Toledo Will Spend $315 Million to Eliminate Sewage Overflows
TOLEDO, Ohio, October 22, 2010 (ENS) – At an estimated cost of $315 million, the city of Toledo has agreed to make extensive improvements to its sewer system that will reduce the city’s sewage overflows into Swan Creek and the Maumee and Ottawa Rivers, the city’s main waterways.
Once the sewer system expansion is fully constructed as required under a legal settlement filed in federal court Thursday, Toledo will reduce its discharges of untreated combined sewage from an average of 35 times a year to an average of zero to four times a year, depending upon the watershed.
The Clean Water Act settlement lodged in U.S. District Court for the Northern District of Ohio, modifies a 2002 agreement between the United States, the state of Ohio and the city of Toledo.
The 2002 agreement required that Toledo expand its treatment plant and build a large storage basin to capture stormwater combined with sewage during high flows for later treatment.
Toledo is under orders from the U.S. EPA to make improvements to the sanitary sewer system to eliminate sewer overflows. (Photo courtesy City of Toledo) |
The parties understood that although the improvements were important, they were only the first phase of the work needed to bring Toledo into compliance with the Clean Water Act.
The 2002 agreement also required Toledo to conduct a detailed study of the combined portions of its sewer system and propose a plan of additional measures to eliminate or substantially reduce wet weather discharges from Toledo’s combined sewers.
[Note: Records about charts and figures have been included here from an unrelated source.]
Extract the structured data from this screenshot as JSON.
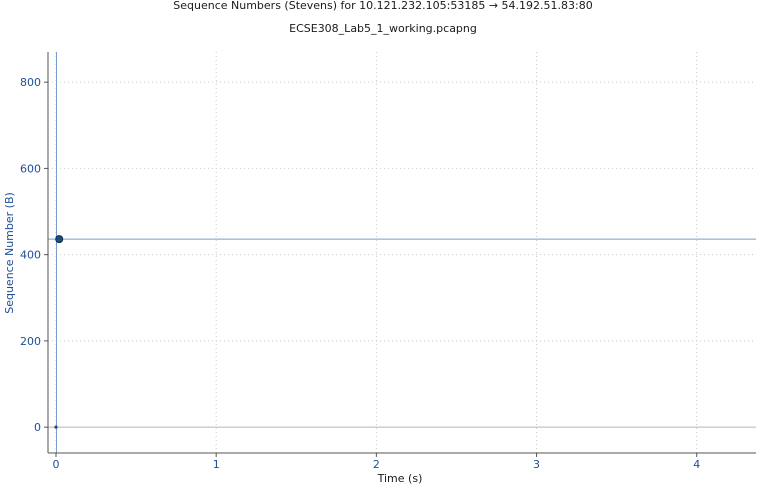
{
  "chart_data": {
    "type": "scatter",
    "title": "Sequence Numbers (Stevens) for 10.121.232.105:53185 → 54.192.51.83:80",
    "subtitle": "ECSE308_Lab5_1_working.pcapng",
    "xlabel": "Time (s)",
    "ylabel": "Sequence Number (B)",
    "xlim": [
      -0.05,
      4.37
    ],
    "ylim": [
      -60,
      870
    ],
    "x_ticks": [
      0,
      1,
      2,
      3,
      4
    ],
    "x_tick_labels": [
      "0",
      "1",
      "2",
      "3",
      "4"
    ],
    "y_ticks": [
      0,
      200,
      400,
      600,
      800
    ],
    "y_tick_labels": [
      "0",
      "200",
      "400",
      "600",
      "800"
    ],
    "grid": true,
    "cursor": {
      "x": 0.0,
      "y": 436,
      "horizontal_line": true,
      "vertical_line": true
    },
    "series": [
      {
        "name": "Sequence Numbers",
        "color": "#1f4e79",
        "points": [
          {
            "x": 0.0,
            "y": 0
          },
          {
            "x": 0.02,
            "y": 436
          }
        ]
      }
    ]
  }
}
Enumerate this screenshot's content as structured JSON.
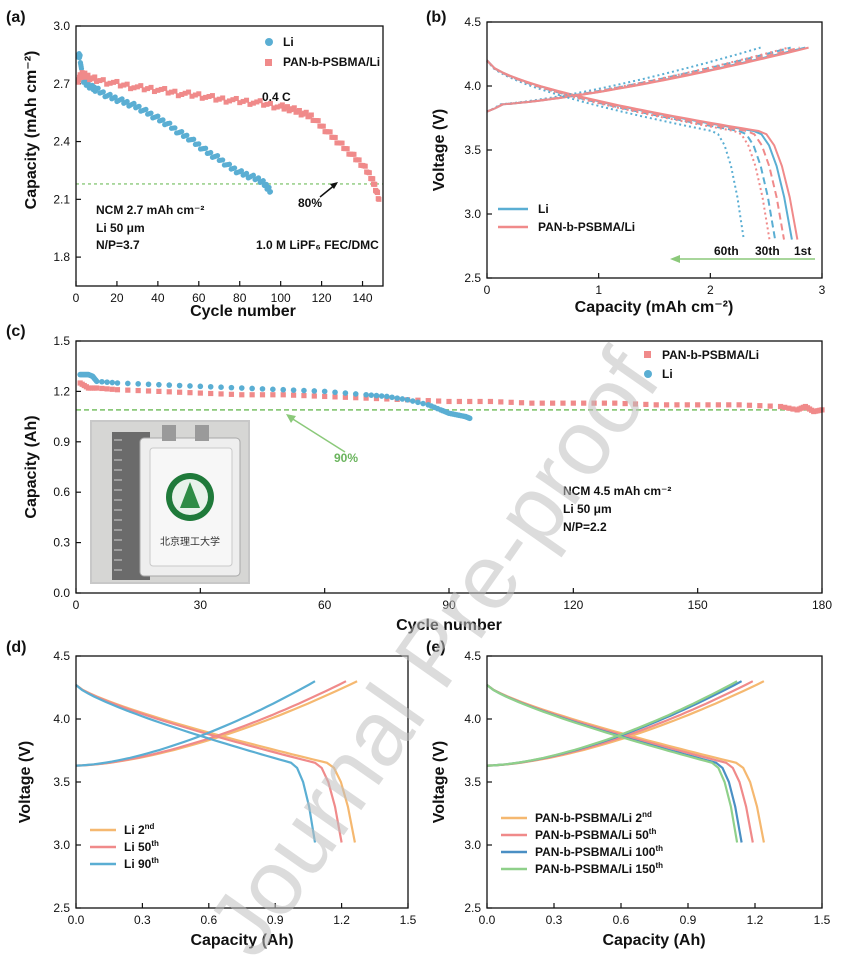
{
  "colors": {
    "li": "#5aaed3",
    "pan": "#f08a8a",
    "threshold": "#8bc97a",
    "li_dark": "#4a8fc4",
    "orange": "#f5b870",
    "green": "#8fd08a",
    "watermark": "#bfbfbf"
  },
  "watermark": "Journal Pre-proof",
  "panels": {
    "a": {
      "label": "(a)"
    },
    "b": {
      "label": "(b)"
    },
    "c": {
      "label": "(c)"
    },
    "d": {
      "label": "(d)"
    },
    "e": {
      "label": "(e)"
    }
  },
  "chart_data": [
    {
      "id": "a",
      "type": "scatter",
      "xlabel": "Cycle number",
      "ylabel": "Capacity (mAh cm⁻²)",
      "xlim": [
        0,
        150
      ],
      "ylim": [
        1.65,
        3.0
      ],
      "xticks": [
        "0",
        "20",
        "40",
        "60",
        "80",
        "100",
        "120",
        "140"
      ],
      "yticks": [
        "1.8",
        "2.1",
        "2.4",
        "2.7",
        "3.0"
      ],
      "legend": [
        "Li",
        "PAN-b-PSBMA/Li"
      ],
      "legend_position": "top-right",
      "annotations": [
        "0.4 C",
        "80%",
        "NCM 2.7 mAh cm⁻²",
        "Li 50 μm",
        "N/P=3.7",
        "1.0 M LiPF₆ FEC/DMC"
      ],
      "threshold_y": 2.18,
      "series": [
        {
          "name": "Li",
          "color": "li",
          "x": [
            1,
            2,
            3,
            5,
            8,
            10,
            15,
            20,
            25,
            30,
            35,
            40,
            45,
            50,
            55,
            60,
            65,
            70,
            75,
            80,
            85,
            90,
            93,
            95
          ],
          "y": [
            2.85,
            2.84,
            2.73,
            2.7,
            2.68,
            2.67,
            2.64,
            2.62,
            2.6,
            2.58,
            2.55,
            2.52,
            2.49,
            2.45,
            2.42,
            2.38,
            2.34,
            2.31,
            2.27,
            2.24,
            2.22,
            2.2,
            2.17,
            2.14
          ]
        },
        {
          "name": "PAN-b-PSBMA/Li",
          "color": "pan",
          "x": [
            1,
            3,
            5,
            10,
            20,
            30,
            40,
            50,
            60,
            70,
            80,
            90,
            100,
            105,
            110,
            115,
            120,
            125,
            130,
            135,
            140,
            144,
            146,
            148
          ],
          "y": [
            2.72,
            2.75,
            2.74,
            2.72,
            2.7,
            2.68,
            2.67,
            2.65,
            2.64,
            2.62,
            2.61,
            2.6,
            2.58,
            2.57,
            2.55,
            2.53,
            2.48,
            2.43,
            2.38,
            2.33,
            2.28,
            2.22,
            2.17,
            2.1
          ]
        }
      ]
    },
    {
      "id": "b",
      "type": "line",
      "xlabel": "Capacity (mAh cm⁻²)",
      "ylabel": "Voltage (V)",
      "xlim": [
        0,
        3
      ],
      "ylim": [
        2.5,
        4.5
      ],
      "xticks": [
        "0",
        "1",
        "2",
        "3"
      ],
      "yticks": [
        "2.5",
        "3.0",
        "3.5",
        "4.0",
        "4.5"
      ],
      "legend": [
        "Li",
        "PAN-b-PSBMA/Li"
      ],
      "legend_position": "bottom-left",
      "annotations": [
        "60th",
        "30th",
        "1st"
      ],
      "cycles": [
        {
          "cycle": "1st",
          "style": "solid",
          "li_end": 2.73,
          "pan_end": 2.78,
          "li_charge": 2.85,
          "pan_charge": 2.88
        },
        {
          "cycle": "30th",
          "style": "dashed",
          "li_end": 2.58,
          "pan_end": 2.66,
          "li_charge": 2.72,
          "pan_charge": 2.8
        },
        {
          "cycle": "60th",
          "style": "dotted",
          "li_end": 2.3,
          "pan_end": 2.53,
          "li_charge": 2.45,
          "pan_charge": 2.7
        }
      ]
    },
    {
      "id": "c",
      "type": "scatter",
      "xlabel": "Cycle number",
      "ylabel": "Capacity (Ah)",
      "xlim": [
        0,
        180
      ],
      "ylim": [
        0.0,
        1.5
      ],
      "xticks": [
        "0",
        "30",
        "60",
        "90",
        "120",
        "150",
        "180"
      ],
      "yticks": [
        "0.0",
        "0.3",
        "0.6",
        "0.9",
        "1.2",
        "1.5"
      ],
      "legend": [
        "PAN-b-PSBMA/Li",
        "Li"
      ],
      "legend_position": "top-right",
      "annotations": [
        "90%",
        "NCM 4.5 mAh cm⁻²",
        "Li 50 μm",
        "N/P=2.2"
      ],
      "photo_text": "北京理工大学",
      "threshold_y": 1.09,
      "series": [
        {
          "name": "PAN-b-PSBMA/Li",
          "color": "pan",
          "x": [
            1,
            3,
            5,
            10,
            20,
            30,
            40,
            50,
            60,
            70,
            80,
            90,
            100,
            110,
            120,
            130,
            140,
            150,
            160,
            170,
            174,
            176,
            178,
            180
          ],
          "y": [
            1.25,
            1.22,
            1.22,
            1.21,
            1.2,
            1.19,
            1.18,
            1.18,
            1.17,
            1.16,
            1.15,
            1.14,
            1.14,
            1.13,
            1.13,
            1.13,
            1.12,
            1.12,
            1.12,
            1.11,
            1.09,
            1.11,
            1.08,
            1.09
          ]
        },
        {
          "name": "Li",
          "color": "li",
          "x": [
            1,
            2,
            3,
            4,
            5,
            10,
            20,
            30,
            40,
            50,
            60,
            70,
            75,
            80,
            85,
            88,
            90,
            92,
            94,
            95
          ],
          "y": [
            1.3,
            1.3,
            1.3,
            1.29,
            1.26,
            1.25,
            1.24,
            1.23,
            1.22,
            1.21,
            1.2,
            1.18,
            1.17,
            1.15,
            1.12,
            1.09,
            1.07,
            1.06,
            1.05,
            1.04
          ]
        }
      ]
    },
    {
      "id": "d",
      "type": "line",
      "xlabel": "Capacity (Ah)",
      "ylabel": "Voltage (V)",
      "xlim": [
        0,
        1.5
      ],
      "ylim": [
        2.5,
        4.5
      ],
      "xticks": [
        "0.0",
        "0.3",
        "0.6",
        "0.9",
        "1.2",
        "1.5"
      ],
      "yticks": [
        "2.5",
        "3.0",
        "3.5",
        "4.0",
        "4.5"
      ],
      "legend": [
        "Li 2nd",
        "Li 50th",
        "Li 90th"
      ],
      "legend_position": "bottom-left",
      "series": [
        {
          "name": "Li 2nd",
          "color": "orange",
          "charge_end": 1.27,
          "discharge_end": 1.26
        },
        {
          "name": "Li 50th",
          "color": "pan",
          "charge_end": 1.22,
          "discharge_end": 1.2
        },
        {
          "name": "Li 90th",
          "color": "li",
          "charge_end": 1.08,
          "discharge_end": 1.08
        }
      ]
    },
    {
      "id": "e",
      "type": "line",
      "xlabel": "Capacity (Ah)",
      "ylabel": "Voltage (V)",
      "xlim": [
        0,
        1.5
      ],
      "ylim": [
        2.5,
        4.5
      ],
      "xticks": [
        "0.0",
        "0.3",
        "0.6",
        "0.9",
        "1.2",
        "1.5"
      ],
      "yticks": [
        "2.5",
        "3.0",
        "3.5",
        "4.0",
        "4.5"
      ],
      "legend": [
        "PAN-b-PSBMA/Li 2nd",
        "PAN-b-PSBMA/Li 50th",
        "PAN-b-PSBMA/Li 100th",
        "PAN-b-PSBMA/Li 150th"
      ],
      "legend_position": "bottom-left",
      "series": [
        {
          "name": "PAN-b-PSBMA/Li 2nd",
          "color": "orange",
          "charge_end": 1.24,
          "discharge_end": 1.24
        },
        {
          "name": "PAN-b-PSBMA/Li 50th",
          "color": "pan",
          "charge_end": 1.19,
          "discharge_end": 1.19
        },
        {
          "name": "PAN-b-PSBMA/Li 100th",
          "color": "li_dark",
          "charge_end": 1.14,
          "discharge_end": 1.14
        },
        {
          "name": "PAN-b-PSBMA/Li 150th",
          "color": "green",
          "charge_end": 1.12,
          "discharge_end": 1.12
        }
      ]
    }
  ]
}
Thursday’s agreement requires the city to implement this plan, which both the U.S. EPA and the Ohio EPA have now approved.
Under the amended agreement filed in federal court, Toledo has agreed to expand its sewer system far beyond what it originally proposed to the U.S. EPA and Ohio EPA.
“The Environmental Protection Agency is committed to enforcing laws that protect the public from exposure to discharges of raw sewage,” said Susan Hedman, regional administrator for EPA Region 5.
“This agreement shows that when vigorous enforcement is combined with creative and determined negotiation, municipalities, the United States and states can find workable solutions to improving sewer systems that are inadequate for modern needs,” she said.
The amended agreement relieves Toledo from having to build additional equipment at its wastewater treatment plant that was required by the 2002 agreement.
Given Toledo’s improved plant capacity and operational procedures, the additional equipment would provide less treatment capacity and environmental benefit than what is expected to result from the enhanced combined sewer overflow control measures required by the new settlement.
“This settlement will serve the citizens of Toledo and will result in dramatic improvements to the conditions of the Maumee River, Ottawa River and Swan Creek meaning safer recreational use and a much healthier environment for aquatic life,” said Ignacia Moreno, assistant attorney general for the Environment and Natural Resources Division of the U.S. Department of Justice.